E poi sul campo da calcio: Italia contro Inghilterra. L’Italia è veramente piccola, schiacciata dalla tifoseria di casa. Una macchietta azzurra in uno stadio colorato di bianco. Una minoranza, a tutti gli effetti. I fischi non lasciano dubbi. Sembra arduo anche solo sperare. E il primo tempo, con un goal inglese a due minuti dall’inizio, stordisce. Esaltazione nella maggioranza, scoramento nella minoranza. O si reagisce, e ci si crede nonostante tutto, o si indietreggia, lasciando ai padroni di casa l’onore di posare sotto il mitico arco di Wembley.
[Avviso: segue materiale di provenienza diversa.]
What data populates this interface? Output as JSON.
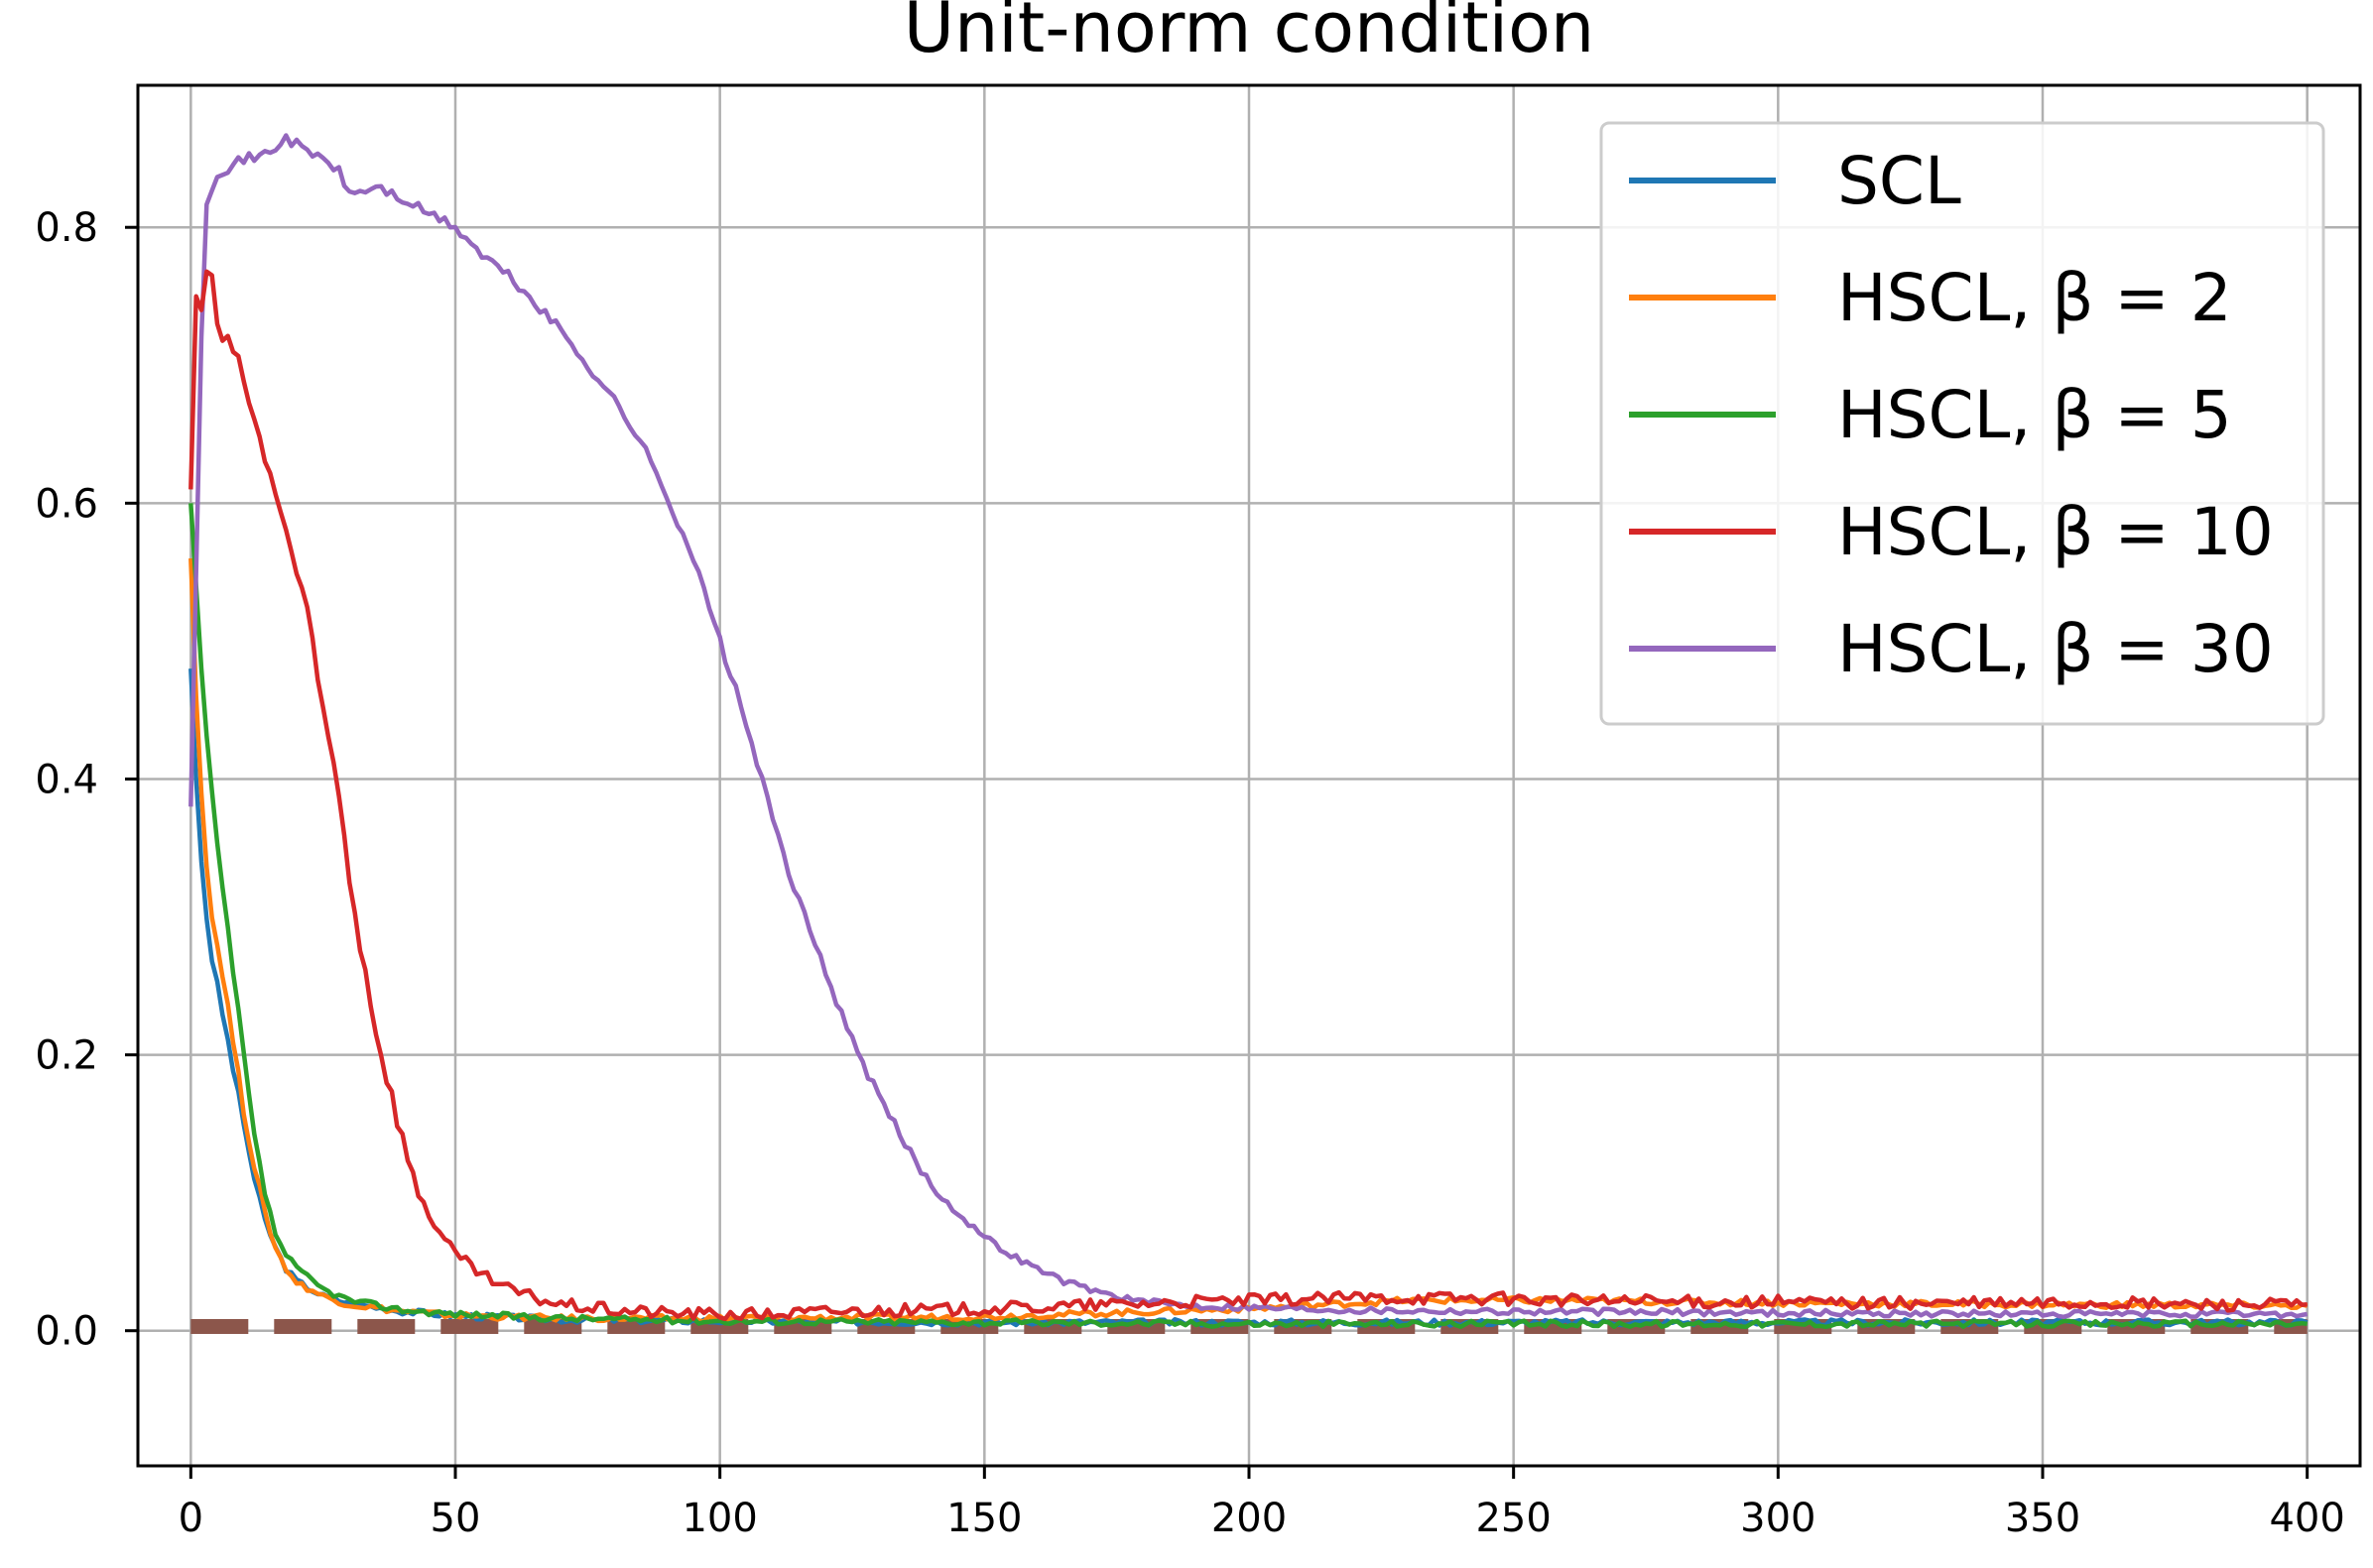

E l’Italia reagisce, mettendo a dura prova l’aplomb inglese, con una tenacia e uno spirito di squadra che hanno dell’incredibile. Nessun “top player”, ma la forza di un gruppo («Credo sia la base di tutti i gruppi di lavoro: il feeling tra le persone che stanno bene insieme»[2]). Maestri a casa loro. Fino a strappare agli inglesi la vittoria, ai calci di rigore. Sogno. Realtà.
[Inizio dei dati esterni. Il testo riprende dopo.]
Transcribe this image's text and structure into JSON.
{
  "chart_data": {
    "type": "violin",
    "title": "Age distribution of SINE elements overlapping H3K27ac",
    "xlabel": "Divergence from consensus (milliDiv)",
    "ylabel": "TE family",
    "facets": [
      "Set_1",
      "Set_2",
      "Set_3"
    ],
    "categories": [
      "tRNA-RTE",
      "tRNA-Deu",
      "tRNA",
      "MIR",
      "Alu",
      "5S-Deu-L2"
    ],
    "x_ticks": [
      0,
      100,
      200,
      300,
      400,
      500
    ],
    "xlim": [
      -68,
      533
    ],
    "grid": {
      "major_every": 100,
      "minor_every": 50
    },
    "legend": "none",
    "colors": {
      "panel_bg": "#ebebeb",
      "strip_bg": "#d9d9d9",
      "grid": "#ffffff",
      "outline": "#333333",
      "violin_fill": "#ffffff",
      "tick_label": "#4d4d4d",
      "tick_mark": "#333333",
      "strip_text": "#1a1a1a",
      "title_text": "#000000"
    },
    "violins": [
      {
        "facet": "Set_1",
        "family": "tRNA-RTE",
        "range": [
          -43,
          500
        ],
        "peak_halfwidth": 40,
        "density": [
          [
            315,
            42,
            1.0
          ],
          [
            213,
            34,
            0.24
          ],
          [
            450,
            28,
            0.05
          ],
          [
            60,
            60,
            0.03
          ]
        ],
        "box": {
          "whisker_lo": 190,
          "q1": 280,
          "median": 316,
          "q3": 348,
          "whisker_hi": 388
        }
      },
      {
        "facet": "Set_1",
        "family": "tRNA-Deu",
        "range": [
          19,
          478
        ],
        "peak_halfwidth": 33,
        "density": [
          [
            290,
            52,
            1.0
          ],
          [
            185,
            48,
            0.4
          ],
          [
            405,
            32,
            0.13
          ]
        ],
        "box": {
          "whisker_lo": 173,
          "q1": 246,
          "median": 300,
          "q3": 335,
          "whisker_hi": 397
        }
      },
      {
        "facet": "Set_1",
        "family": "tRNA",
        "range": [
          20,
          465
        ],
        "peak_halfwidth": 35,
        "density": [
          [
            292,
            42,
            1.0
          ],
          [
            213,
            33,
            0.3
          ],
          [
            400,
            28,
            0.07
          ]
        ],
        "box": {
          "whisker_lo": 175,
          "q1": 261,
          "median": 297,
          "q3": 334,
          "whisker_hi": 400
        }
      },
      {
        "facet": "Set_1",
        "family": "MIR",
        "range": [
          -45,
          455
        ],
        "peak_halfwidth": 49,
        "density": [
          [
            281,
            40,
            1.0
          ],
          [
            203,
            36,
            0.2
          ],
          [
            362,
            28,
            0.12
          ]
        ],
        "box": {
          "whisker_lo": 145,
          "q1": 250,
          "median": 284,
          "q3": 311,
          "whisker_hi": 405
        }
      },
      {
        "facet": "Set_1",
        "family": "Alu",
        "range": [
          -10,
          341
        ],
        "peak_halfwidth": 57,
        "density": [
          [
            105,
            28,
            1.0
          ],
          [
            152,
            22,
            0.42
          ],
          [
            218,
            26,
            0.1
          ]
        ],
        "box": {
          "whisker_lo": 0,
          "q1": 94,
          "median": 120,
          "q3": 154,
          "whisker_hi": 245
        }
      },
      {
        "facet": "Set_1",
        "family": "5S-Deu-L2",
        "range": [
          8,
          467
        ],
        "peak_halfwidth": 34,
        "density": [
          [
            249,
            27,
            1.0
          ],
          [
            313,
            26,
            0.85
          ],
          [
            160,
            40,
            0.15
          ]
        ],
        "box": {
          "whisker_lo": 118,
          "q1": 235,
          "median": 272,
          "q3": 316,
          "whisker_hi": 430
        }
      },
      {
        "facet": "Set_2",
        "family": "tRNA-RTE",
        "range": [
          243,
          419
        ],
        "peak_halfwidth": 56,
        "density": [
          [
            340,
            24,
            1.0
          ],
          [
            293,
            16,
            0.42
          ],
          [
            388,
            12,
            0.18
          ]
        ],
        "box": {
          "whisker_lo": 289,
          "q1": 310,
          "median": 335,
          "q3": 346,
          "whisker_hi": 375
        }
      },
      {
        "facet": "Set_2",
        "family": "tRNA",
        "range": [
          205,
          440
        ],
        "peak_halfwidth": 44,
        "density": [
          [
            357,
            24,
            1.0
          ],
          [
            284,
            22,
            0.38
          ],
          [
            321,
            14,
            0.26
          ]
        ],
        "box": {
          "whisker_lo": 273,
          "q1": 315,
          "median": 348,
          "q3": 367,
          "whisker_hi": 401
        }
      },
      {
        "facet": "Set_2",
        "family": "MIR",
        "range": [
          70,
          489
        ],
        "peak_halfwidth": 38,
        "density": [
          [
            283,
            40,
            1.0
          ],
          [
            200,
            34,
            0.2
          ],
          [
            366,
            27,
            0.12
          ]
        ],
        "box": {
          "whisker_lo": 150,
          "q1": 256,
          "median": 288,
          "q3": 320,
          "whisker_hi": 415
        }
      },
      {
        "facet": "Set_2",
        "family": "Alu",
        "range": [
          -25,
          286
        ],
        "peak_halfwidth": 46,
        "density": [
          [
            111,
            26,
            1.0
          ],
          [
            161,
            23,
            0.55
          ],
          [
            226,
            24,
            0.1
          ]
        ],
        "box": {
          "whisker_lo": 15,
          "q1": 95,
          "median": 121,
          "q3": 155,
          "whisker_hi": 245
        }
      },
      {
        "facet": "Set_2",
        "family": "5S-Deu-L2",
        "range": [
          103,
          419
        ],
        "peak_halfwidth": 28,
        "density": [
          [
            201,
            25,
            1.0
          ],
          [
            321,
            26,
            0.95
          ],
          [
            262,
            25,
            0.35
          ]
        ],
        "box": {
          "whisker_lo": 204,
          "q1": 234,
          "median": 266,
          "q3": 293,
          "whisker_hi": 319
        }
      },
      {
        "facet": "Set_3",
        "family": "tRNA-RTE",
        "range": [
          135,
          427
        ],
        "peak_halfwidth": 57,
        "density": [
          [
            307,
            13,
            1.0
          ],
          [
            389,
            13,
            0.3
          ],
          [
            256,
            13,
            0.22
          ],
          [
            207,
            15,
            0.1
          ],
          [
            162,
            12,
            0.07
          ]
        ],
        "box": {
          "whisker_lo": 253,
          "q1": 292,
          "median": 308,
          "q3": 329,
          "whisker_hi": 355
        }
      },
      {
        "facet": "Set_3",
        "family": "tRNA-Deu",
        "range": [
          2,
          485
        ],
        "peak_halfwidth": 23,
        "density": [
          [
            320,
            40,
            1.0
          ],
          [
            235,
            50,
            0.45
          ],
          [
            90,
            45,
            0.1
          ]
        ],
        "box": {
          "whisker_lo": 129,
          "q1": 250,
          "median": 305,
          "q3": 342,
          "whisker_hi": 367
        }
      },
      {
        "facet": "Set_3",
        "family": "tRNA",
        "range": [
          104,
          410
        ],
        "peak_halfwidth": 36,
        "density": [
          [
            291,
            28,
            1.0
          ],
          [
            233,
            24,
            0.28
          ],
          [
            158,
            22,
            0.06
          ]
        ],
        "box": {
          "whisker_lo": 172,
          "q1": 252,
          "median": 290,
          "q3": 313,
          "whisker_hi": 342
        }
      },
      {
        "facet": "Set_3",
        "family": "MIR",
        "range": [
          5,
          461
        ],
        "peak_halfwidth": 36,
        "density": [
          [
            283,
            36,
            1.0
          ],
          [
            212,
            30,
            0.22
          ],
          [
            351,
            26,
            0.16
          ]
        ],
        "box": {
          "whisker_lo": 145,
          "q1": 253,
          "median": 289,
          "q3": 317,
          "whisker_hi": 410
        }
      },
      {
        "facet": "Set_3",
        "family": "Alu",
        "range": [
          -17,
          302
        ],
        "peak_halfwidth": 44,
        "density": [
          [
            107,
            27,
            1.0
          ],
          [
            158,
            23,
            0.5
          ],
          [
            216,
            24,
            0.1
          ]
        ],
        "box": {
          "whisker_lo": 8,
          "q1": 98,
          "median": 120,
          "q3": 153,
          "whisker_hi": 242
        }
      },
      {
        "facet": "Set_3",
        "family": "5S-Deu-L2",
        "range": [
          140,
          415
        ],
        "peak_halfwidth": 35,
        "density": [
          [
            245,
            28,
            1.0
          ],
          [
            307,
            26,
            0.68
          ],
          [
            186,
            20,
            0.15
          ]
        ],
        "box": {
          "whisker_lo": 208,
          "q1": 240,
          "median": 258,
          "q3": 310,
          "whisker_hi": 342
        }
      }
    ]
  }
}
Esplode la minoranza italiana a Wembley, esplodono gli italiani in casa, per le strade. Mi pare che il gioco del calcio, al di là delle sterili polemiche, abbia questo di bello: unisce. E mai come quest’anno abbiamo il bisogno di sentirci uniti. In quell’esultazione finale, condivisa dall’intera nazione, c’è tutto quello che non ci siamo detti e non abbiamo fatto per mesi, tutto quello che abbiamo provato in un anno di emergenza e di restrizioni. Se stanchezza e preoccupazioni ci sono ancora, ieri di certo sono state messe tra parentesi, per dar libero sfogo alla voglia di uscire, incontrare l’altro, abbracciarci, sorridere, fare squadra. Lo sport può forse indicarci una via per attraversare questo tempo: crederci, uniti.
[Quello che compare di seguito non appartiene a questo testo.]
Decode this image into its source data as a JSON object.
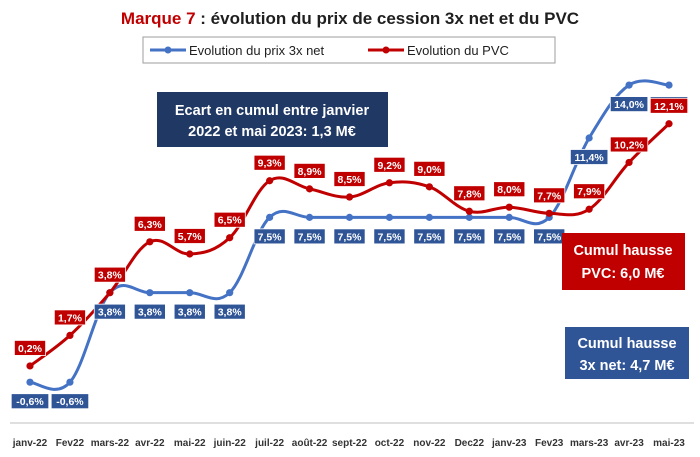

Era “impossibile” per Berrettini anche solo sperare di poter arrivare alla finale di Wimbledon e giocarsela con un campione del calibro di Đoković. Invece ci ha creduto. E, con il prezioso supporto del suo team[3], ci è arrivato. Se l’è giocata.
Era “impossibile” per l’Italia pensare di battere i padroni di casa al Campionato europeo[4]. Pronostici sfavorevoli, tifoseria risicata. Eppure la squadra ci ha creduto. E l’arco di Wembley si è fatto tricolore.
Ripartiamo da qui. Da un’Italia coesa.